В двух написанных томах эти идеи не эксплицированы. Но, судя по записям Шмелева, в дальнейшем идеи Соловьева должны были действительно оказать достаточно заметное влияние уже на концепцию романа. Персонажи книги, по мысли Шмелева, «Господом, чего я не досказываю, взяты для опыта. Тут как бы чуть приоткрывается то, что “всегда в тайне”, так… как бы уж и свершилось – по Вл. Соловьеву – когда входила жизнь в неорганическое, когда сонная греза вечная цветка перелилась в сознание животного, когда и как сознание это превратилось в разум двуногого… тут как бы безобразные роды иного человека, но пока не богочеловека»[67].
По мнению Кутыриной, «была воля Божия в том, чтобы роман “Пути небесные” остановился на слове, которое явилось завершающим его и исчерпывающим: Евангелие… Тут все»[68]. Как знать, может быть, Промысел, не раз спасавший Шмелева, уберег его и от создания книги, где проводником откровенно соловьевской философии стал бы святой старец Амвросий Оптинский.
Подведем некоторые итоги сказанному в этом разделе. Имея в виду будущее преображение героя, Шмелев силой, рычагом, двигателем на пути к Богу выбирает привлекательность Дариньки – душевную и телесную. Он откровенно излагает свою художественную установку: «Я только одно понял: надо обаяние, редкую силу, предельный шарм, непохожесть ни на кого – апофеоз женственного, как бы заменяющий Свет, ослепивший Савла.

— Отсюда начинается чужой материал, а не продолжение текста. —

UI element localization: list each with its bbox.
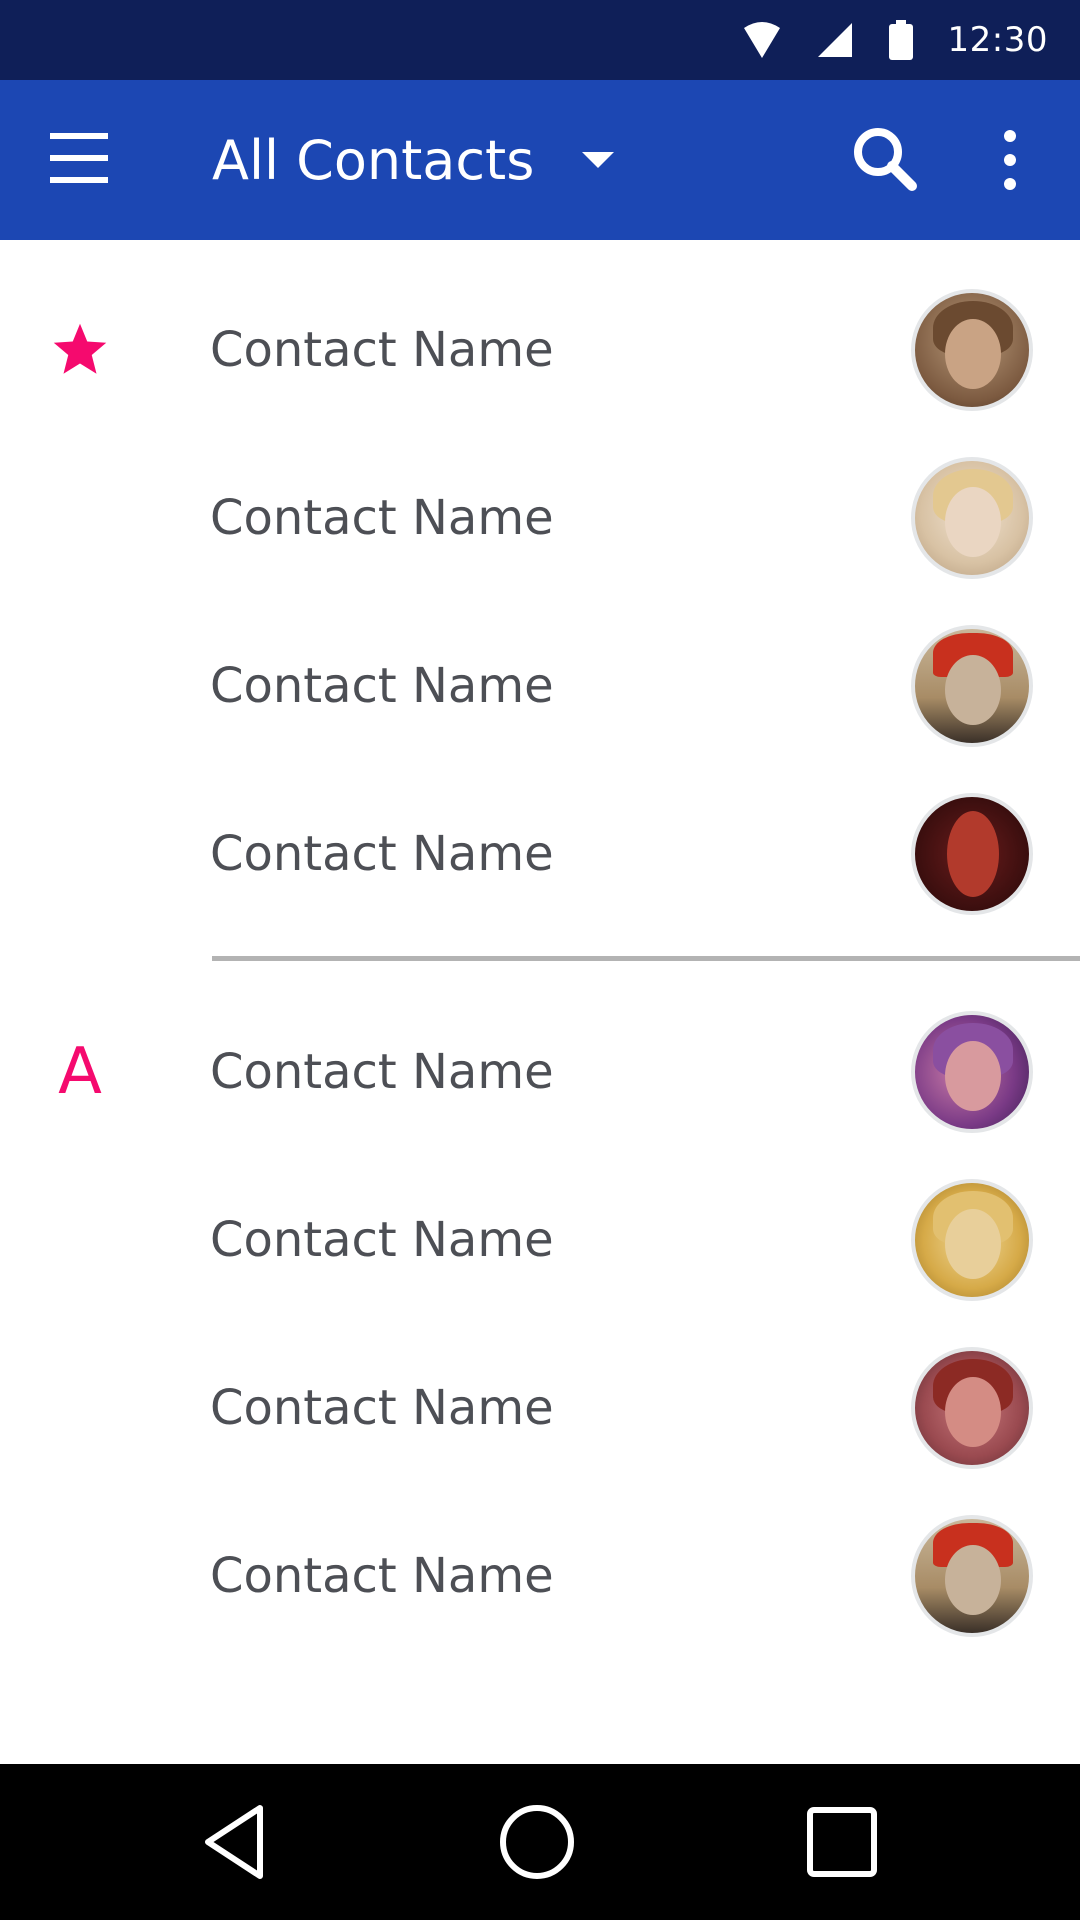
contact-row[interactable]: Contact Name [0, 602, 1080, 770]
contact-avatar [911, 1011, 1033, 1133]
contact-name: Contact Name [210, 490, 554, 546]
contact-row[interactable]: Contact Name [0, 434, 1080, 602]
contact-name: Contact Name [210, 1212, 554, 1268]
contact-avatar [911, 793, 1033, 915]
contact-avatar [911, 1347, 1033, 1469]
dropdown-caret-icon [582, 152, 615, 168]
section-divider [212, 956, 1080, 961]
contact-avatar [911, 289, 1033, 411]
battery-icon [888, 20, 913, 60]
contact-row[interactable]: A Contact Name [0, 988, 1080, 1156]
contact-name: Contact Name [210, 658, 554, 714]
back-icon[interactable] [198, 1802, 278, 1882]
section-header: A [40, 988, 120, 1156]
contact-avatar [911, 625, 1033, 747]
status-bar: 12:30 [0, 0, 1080, 80]
status-icons: 12:30 [708, 0, 1048, 80]
recents-icon[interactable] [802, 1802, 882, 1882]
contact-row[interactable]: Contact Name [0, 1156, 1080, 1324]
status-time: 12:30 [947, 20, 1048, 60]
contact-avatar [911, 1179, 1033, 1301]
contact-row[interactable]: Contact Name [0, 266, 1080, 434]
app-bar-title: All Contacts [212, 128, 535, 192]
contact-row[interactable]: Contact Name [0, 1324, 1080, 1492]
contact-avatar [911, 1515, 1033, 1637]
star-icon [53, 323, 107, 374]
contact-row[interactable]: Contact Name [0, 1492, 1080, 1660]
contacts-filter-dropdown[interactable]: All Contacts [212, 118, 615, 202]
navigation-bar [0, 1764, 1080, 1920]
phone-screen: 12:30 All Contacts Contact Name Contact … [0, 0, 1080, 1920]
section-letter: A [58, 1035, 102, 1109]
wifi-icon [743, 22, 780, 58]
contact-name: Contact Name [210, 322, 554, 378]
app-bar: All Contacts [0, 80, 1080, 240]
home-icon[interactable] [497, 1802, 577, 1882]
contact-name: Contact Name [210, 1548, 554, 1604]
menu-icon[interactable] [50, 133, 108, 187]
contact-name: Contact Name [210, 1380, 554, 1436]
section-header [40, 266, 120, 434]
contact-name: Contact Name [210, 1044, 554, 1100]
more-vert-icon[interactable] [990, 122, 1030, 198]
contact-row[interactable]: Contact Name [0, 770, 1080, 938]
contact-name: Contact Name [210, 826, 554, 882]
search-icon[interactable] [848, 122, 924, 198]
contact-avatar [911, 457, 1033, 579]
cell-signal-icon [817, 23, 852, 57]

Чистота, душевная высота, недосягаемость». Действительно, для героя романа благодать Божия оказалась подменена, заменена, отодвинута Женственностью (герой «закрывает» Бога «самым близким своим – своей Дарьей»)[69]. Искусительная идея Вечной женственности оказала воздействие на творчество многих литераторов серебряного века, не избежал ее влияния и Шмелев.